Como se consegue uma vacina contra o SARS-CoV-2 num ano em vez de dez anos?

Helena Soares -  2016-01-27 -3730

Helena Soares, investigadora principal do laboratório Imunobiologia Humana e Patogénese explica como se consegue uma vacina contra o SARS-CoV-2 num ano em vez de dez anos?

O processo de desenvolvimento de vacinas não apresenta a mesma dificuldade para todos os vírus. Há casos, como o do sarampo e da rubéola, em que o processo é mais linear.
Recorre-se a vírus no estado inativado ou atenuado, ou a fragmentos (proteínas) dos vírus. Outros casos, apresentam mais desafios e é mais difícil desenvolver uma vacina eficaz. Isto acontece para os vírus que (i) sofrem muitas mutações, tais como o HIV-1 e o vírus da gripe, que (ii) se escondem e ficam adormecidos até serem reativados, como o HIV-1 e herpes, e/ou (iii) com fraca capacidade de desencadear uma resposta do hospedeiro, a chamada imunogenicidade, como o HIV-1, ou seja, que conseguem escapar à deteção pelo sistema imunitário evitando assim a sua eliminação. É em grande parte, por reunir estas três características, que o desenvolvimento de uma vacina para o HIV-1 se tem revelado tão desafiante, apesar dos esforços de muitos cientistas durante anos.

Pelo que se sabe até agora, o vírus SARS-CoV-2 responsável pela pandemia COVID-19 tem uma taxa de mutação modesta e bastante imunogenicidade, o que o torna num bom candidato ao desenvolvimento de uma vacina. O facto de se terem desenvolvido várias vacinas, num curto intervalo de tempo, deve-se não só a estas características do SARS-CoV-2, mas também ao facto de se terem transferido tecnologias que foram sendo aprimoradas nas últimas décadas no desenvolvimento de vacinas para o HIV-1 e a malária. Para além disso, o desenvolvimento de vacinas para o SARS-CoV-2 beneficiou também de todo o trabalho de investigação que foi feito em 2003/2004 aquando do surto pelo vírus SARS. Nessa altura, os cientistas identificaram o melhor antigénio, a proteína “spike”, para induzir a produção de anticorpos protetores.

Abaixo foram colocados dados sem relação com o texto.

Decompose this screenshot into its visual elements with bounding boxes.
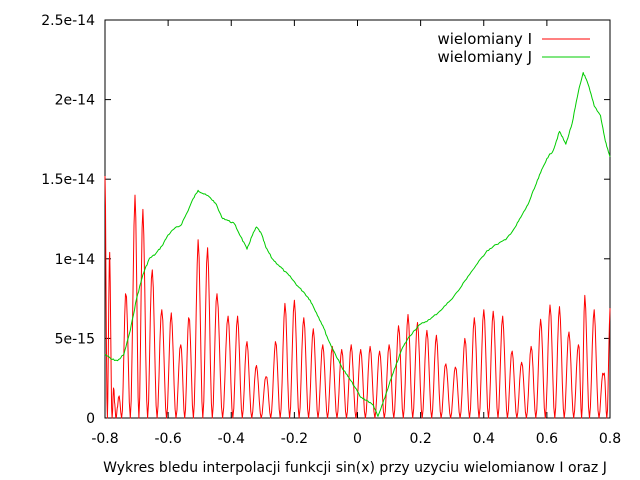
legend-label-wielomiany-j: wielomiany J [437,48,532,66]
y-tick-label: 2e-14 [55,93,95,109]
series-line-wielomiany-j [104,72,611,417]
x-tick-label: -0.8 [91,431,118,447]
legend: wielomiany I wielomiany J [437,30,590,66]
y-tick-label: 5e-15 [55,331,95,347]
x-tick-label: -0.2 [281,431,308,447]
series-layer [104,72,611,419]
axis-ticks: -0.8 -0.6 -0.4 -0.2 0 0.2 0.4 0.6 0.8 0 5e-15 1e-14… [41,13,621,447]
x-tick-label: -0.6 [154,431,181,447]
x-tick-label: 0.8 [599,431,621,447]
y-tick-label: 1.5e-14 [41,172,95,188]
x-tick-label: 0.6 [536,431,558,447]
y-tick-label: 1e-14 [55,252,95,268]
x-tick-label: 0.4 [473,431,495,447]
x-axis-label: Wykres bledu interpolacji funkcji sin(x)… [103,460,607,476]
x-tick-label: -0.4 [218,431,245,447]
x-tick-label: 0.2 [409,431,431,447]
y-tick-label: 2.5e-14 [41,13,95,29]
legend-label-wielomiany-i: wielomiany I [437,30,532,48]
x-tick-label: 0 [353,431,362,447]
series-line-wielomiany-i [104,175,611,419]
plot-frame [104,19,611,419]
y-tick-label: 0 [86,411,95,427]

Graças ao esforço global da comunidade científica, o “spike” do SARS-CoV-2 foi sequenciado em tempo recorde, permitindo o desenvolvimento célere dos candidatos a vacinas para a COVID-19. Por último, houve uma simplificação da burocracia do processo de avaliação das vacinas, sem, no entanto, comprometer o seu rigor, e a par de um enorme investimento financeiro por parte das companhias farmacêuticas.

Perspetivando, a vacina para o SARS-CoV-2 não começou a ser desenvolvida há 10 meses... O seu desenvolvimento teve início há pelo menos 15 anos quando se identificou o antigénio que deve ser usado para vacinas para a família de vírus SARS. Começaram também nessa altura, os primeiros testes com as formulações que estão neste momento a ser usadas pelos principais candidatos a vacinas. Este tem sido o trunfo dos cientistas e o maior aliado do seu esforço no combate global à pandemia COVID-19, e explica a rapidez na obtenção da vacina para SARS-CoV-2 quando comparada com outros casos.